Une franchisée en liquidation judiciaire estime avoir été trompée par son franchiseur, notamment sur le potentiel de rentabilité de son affaire. La cour d’appel de Paris démonte un à un tous ses arguments et refuse sa demande de nullité du contrat.
Une fois de plus, la cour d’appel de Paris refuse d’annuler un contrat de franchise. Elle déboute également la franchisée plaignante de ses demandes d’indemnités (à hauteur de plus de 500 000 €).
Dans ce litige, le contrat est signé en septembre 2009 et l’établissement ouvert en janvier 2010. Mais les choses se passent mal et la société franchisée est placée – en juillet 2013 – en redressement judiciaire, puis – en juin 2014 – en liquidation.
Devant la justice, la société franchisée réclame l’annulation du contrat. Pour elle, son consentement a été vicié par les manquements de son franchiseur à son obligation d’information précontractuelle quant à la présentation des entreprises du réseau, du marché local et de la rentabilité attendue de l’opération. En outre, la plaignante affirme qu’aucun savoir-faire réel ne lui a été transmis.
Un DIP « complet », sans manquement sur l’état du marché, selon les juges
Saisie, la cour d’appel écarte, à l’instar des juges de première instance, toutes ces accusations dans un arrêt très argumenté du 11 décembre 2019. Pour les magistrats, il n’y a pas eu de vice du consentement.
Selon eux, le Document d’information précontractuelle a été remis près de deux mois avant la signature du contrat (soit plus que le délai légal de 20 jours minimum). La franchisée a donc eu « le temps de construire son projet ».
Par ailleurs, ce DIP était « complet », « décrivant de façon satisfaisante l’activité du franchiseur et du réseau ». En outre, la franchisée « a reconnu, en signant et paraphant le contrat de franchise, avoir reçu les informations nécessaires de la part du franchiseur sans émettre (alors) aucune réserve ni formuler aucune demande d’information complémentaire ».

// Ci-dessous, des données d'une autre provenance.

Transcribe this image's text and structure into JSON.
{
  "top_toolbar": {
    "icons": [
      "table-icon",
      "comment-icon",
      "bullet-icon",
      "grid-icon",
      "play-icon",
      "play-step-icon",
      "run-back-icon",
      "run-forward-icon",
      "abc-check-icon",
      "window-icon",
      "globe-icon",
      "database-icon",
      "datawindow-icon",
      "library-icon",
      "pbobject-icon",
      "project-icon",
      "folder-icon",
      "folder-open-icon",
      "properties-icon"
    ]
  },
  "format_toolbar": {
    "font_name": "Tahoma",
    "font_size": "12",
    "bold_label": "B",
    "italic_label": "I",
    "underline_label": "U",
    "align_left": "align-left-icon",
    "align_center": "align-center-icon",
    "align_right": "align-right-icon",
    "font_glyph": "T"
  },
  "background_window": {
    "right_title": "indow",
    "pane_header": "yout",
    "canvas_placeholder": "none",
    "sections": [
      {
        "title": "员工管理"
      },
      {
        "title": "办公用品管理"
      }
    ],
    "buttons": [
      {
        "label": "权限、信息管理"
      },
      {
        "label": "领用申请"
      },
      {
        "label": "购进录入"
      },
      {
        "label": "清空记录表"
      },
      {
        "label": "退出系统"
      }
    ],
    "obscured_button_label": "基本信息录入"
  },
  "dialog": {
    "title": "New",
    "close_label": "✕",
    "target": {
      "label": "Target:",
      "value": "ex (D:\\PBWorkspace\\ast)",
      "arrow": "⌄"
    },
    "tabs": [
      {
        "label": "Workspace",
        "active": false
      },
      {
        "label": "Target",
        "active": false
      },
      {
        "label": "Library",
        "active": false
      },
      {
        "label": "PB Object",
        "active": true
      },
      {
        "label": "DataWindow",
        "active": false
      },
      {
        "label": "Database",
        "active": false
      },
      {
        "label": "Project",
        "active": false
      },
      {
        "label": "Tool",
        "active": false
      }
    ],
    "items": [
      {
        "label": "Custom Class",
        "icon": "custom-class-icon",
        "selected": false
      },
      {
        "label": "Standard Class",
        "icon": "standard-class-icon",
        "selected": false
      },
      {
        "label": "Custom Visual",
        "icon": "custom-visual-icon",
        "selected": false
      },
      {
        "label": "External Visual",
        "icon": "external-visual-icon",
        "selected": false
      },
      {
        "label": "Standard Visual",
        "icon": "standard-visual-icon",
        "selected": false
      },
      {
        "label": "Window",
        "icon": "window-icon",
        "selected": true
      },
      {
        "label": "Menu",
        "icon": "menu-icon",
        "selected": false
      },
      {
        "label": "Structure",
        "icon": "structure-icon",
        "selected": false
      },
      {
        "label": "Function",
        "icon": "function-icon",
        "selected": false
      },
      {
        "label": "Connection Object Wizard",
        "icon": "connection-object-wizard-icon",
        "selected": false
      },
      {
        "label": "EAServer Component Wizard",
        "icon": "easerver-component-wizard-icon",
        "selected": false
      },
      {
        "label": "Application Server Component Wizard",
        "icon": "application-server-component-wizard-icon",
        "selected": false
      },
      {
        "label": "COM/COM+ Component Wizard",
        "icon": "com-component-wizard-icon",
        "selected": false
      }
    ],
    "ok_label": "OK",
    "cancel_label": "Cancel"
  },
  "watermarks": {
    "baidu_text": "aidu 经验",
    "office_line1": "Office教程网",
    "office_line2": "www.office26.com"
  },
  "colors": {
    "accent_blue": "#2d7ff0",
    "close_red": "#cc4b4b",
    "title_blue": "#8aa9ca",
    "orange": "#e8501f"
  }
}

Concernant l‘état local du marché, le franchiseur n’a, selon les juges, rien caché de sa réalité. En outre, rappellent-ils, c’était à la franchisée d’effectuer « sa propre étude de marché », d’autant qu’elle était installée dans la région depuis longtemps. Or, « elle ne précise pas », note l’arrêt, « les démarches entreprises pour satisfaire à l’obligation de s’informer qui pèse sur le candidat franchisé, commerçant indépendant responsable de son commerce et de sa gestion. »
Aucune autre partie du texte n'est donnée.